Praying for the Team? Keep It to Yourself

  • Share
  • Read Later
In Texas, football is a religion — and it's the only religion you're going to find at games from now on.

Monday, by a wider margin than many had anticipated, the Supreme Court voted 6-3 to prohibit the practice of student-led prayers before football games. The widely anticipated decision was a rebuke to the Santa Fe, Texas, school district, which had long maintained the rights of students to lead pre-game "invocations" (the contents of which were generally left up to the students). Before two local families filed a suit against the district in 1995, many schools allowed student-elected "chaplains" to lead prayers before the games; after the suit, however, the "invocations" were introduced in a bid to downplay the religious significance of the messages.

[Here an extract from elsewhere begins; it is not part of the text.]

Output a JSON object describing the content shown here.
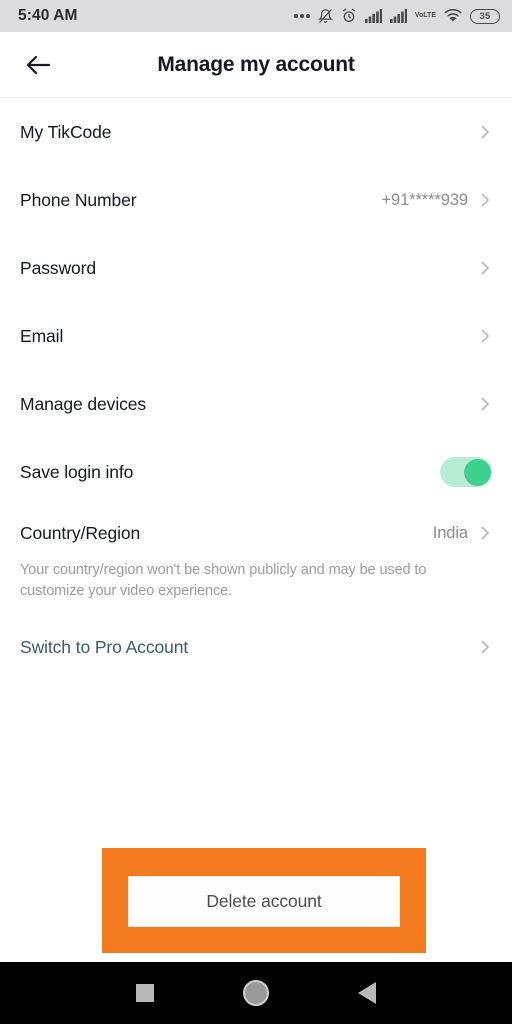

Justice Stevens, representing the majority, unequivocally emphasized the importance of separation of church and state, pointing out that public prayer is not private speech, and is therefore not subject to First Amendment protections.

"School sponsorship of a religious message," he wrote, "is impermissible because it sends the ancillary message to members of the audience who are non-adherents that they are outsiders, not full members of the political community, and an accompanying message to adherents that they are insiders, favored members of the political community." School-sponsored prayer broadcast over a loudspeaker, he continued, implicitly and explicitly encourages prayer in what must remain a secular environment.

Watch for further debate. While this case depicts a very specific scenario, legal analysts say the Court's decision may indicate the Justices' intent to uphold the separation of church and state — even if it means reining in the rights shielding religious speech.